Simple protocol for combined extraction of exocrine secretions and RNA in small arthropods

• Published in: Biology methods and protocols Vol. 9; no. 1; p. bpae054
• Main Authors: Fröhlich, David, Bodner, Michaela, Raspotnig, Günther, Hahn, Christoph
• Format: Journal Article
• Language: English
• Published: England Oxford University Press 2024
• Subjects: biosynthetic pathways; chemical ecology; gland secretion; transcriptomics; chemosystematics; oribatid oil glands; differential expression analysis; phylotranscriptomics
• ISSN: 2396-8923; 2396-8923
• DOI: 10.1093/biomethods/bpae054

The integration of data from multiple sources and analytical techniques to obtain novel insights and answer challenging questions is a hallmark of modern science. In arthropods, exocrine secretions may act as pheromones, defensive substances, antibiotics, as well as surface protectants, and as such they play a crucial role in ecology and evolution. Exocrine chemical compounds are frequently characterized by gas chromatography–mass spectrometry. Technological advances of recent years now allow us to routinely characterize the total gene complement transcribed in a particular biological tissue, often in the context of experimental treatment, via RNAseq.
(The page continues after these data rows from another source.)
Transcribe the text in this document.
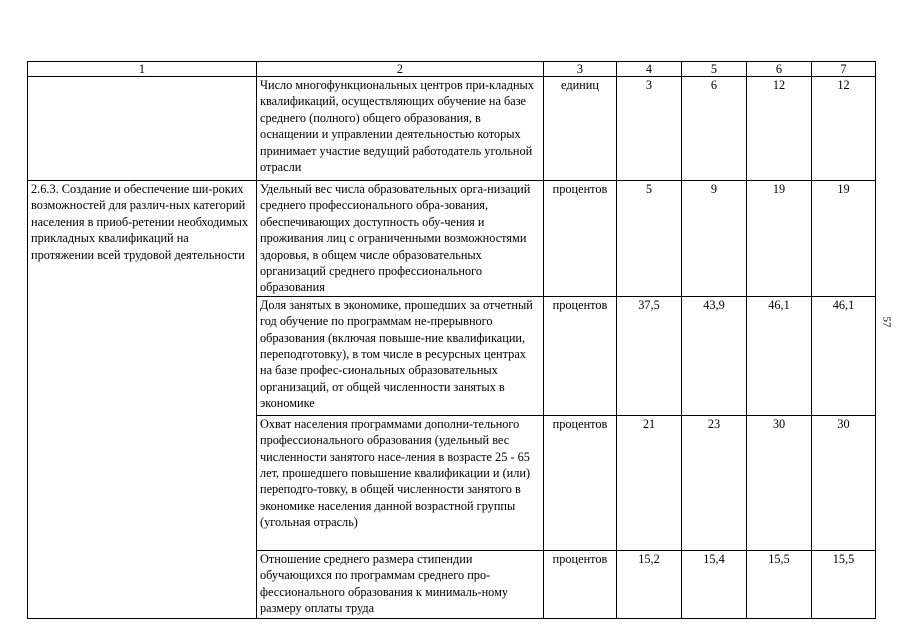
1	2	3	4	5	6	7
	Число многофункциональных центров при-кладных квалификаций, осуществляющих обучение на базе среднего (полного) общего образования, в оснащении и управлении деятельностью которых принимает участие ведущий работодатель угольной отрасли	единиц	3	6	12	12
2.6.3. Создание и обеспечение ши-роких возможностей для различ-ных категорий населения в приоб-ретении необходимых прикладных квалификаций на протяжении всей трудовой деятельности	Удельный вес числа образовательных орга-низаций среднего профессионального обра-зования, обеспечивающих доступность обу-чения и проживания лиц с ограниченными возможностями здоровья, в общем числе образовательных организаций среднего профессионального образования	процентов	5	9	19	19
	Доля занятых в экономике, прошедших за отчетный год обучение по программам не-прерывного образования (включая повыше-ние квалификации, переподготовку), в том числе в ресурсных центрах на базе профес-сиональных образовательных организаций, от общей численности занятых в экономике	процентов	37,5	43,9	46,1	46,1
	Охват населения программами дополни-тельного профессионального образования (удельный вес численности занятого насе-ления в возрасте 25 - 65 лет, прошедшего повышение квалификации и (или) переподго-товку, в общей численности занятого в экономике населения данной возрастной группы (угольная отрасль)	процентов	21	23	30	30
	Отношение среднего размера стипендии обучающихся по программам среднего про-фессионального образования к минималь-ному размеру оплаты труда	процентов	15,2	15,4	15,5	15,5
57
We here introduce a novel methodological approach to successfully characterize exocrine secretions and full transcriptomes of one and the same individual of oribatid mites. We found that chemical extraction prior to RNA extraction had only minor effects on the total RNA integrity. De novo transcriptomes obtained from such combined extractions were of comparable quality to those assembled for samples that were subject to RNA extraction only, indicating that combined chemical/RNA extraction is perfectly suitable for phylotranscriptomic studies. However, in-depth analysis of RNA expression analysis indicates that chemical extraction prior to RNAseq may affect transcript degradation rates, similar to the effects reported in previous studies comparing RNA extraction protocols. With this pilot study, we demonstrate that profiling chemical secretions and RNA expression levels from the same individual is methodologically feasible, paving the way for future research to understand the genes and pathways underlying the syntheses of biogenic chemical compounds. Our approach should be applicable broadly to most arachnids, insects, and other arthropods.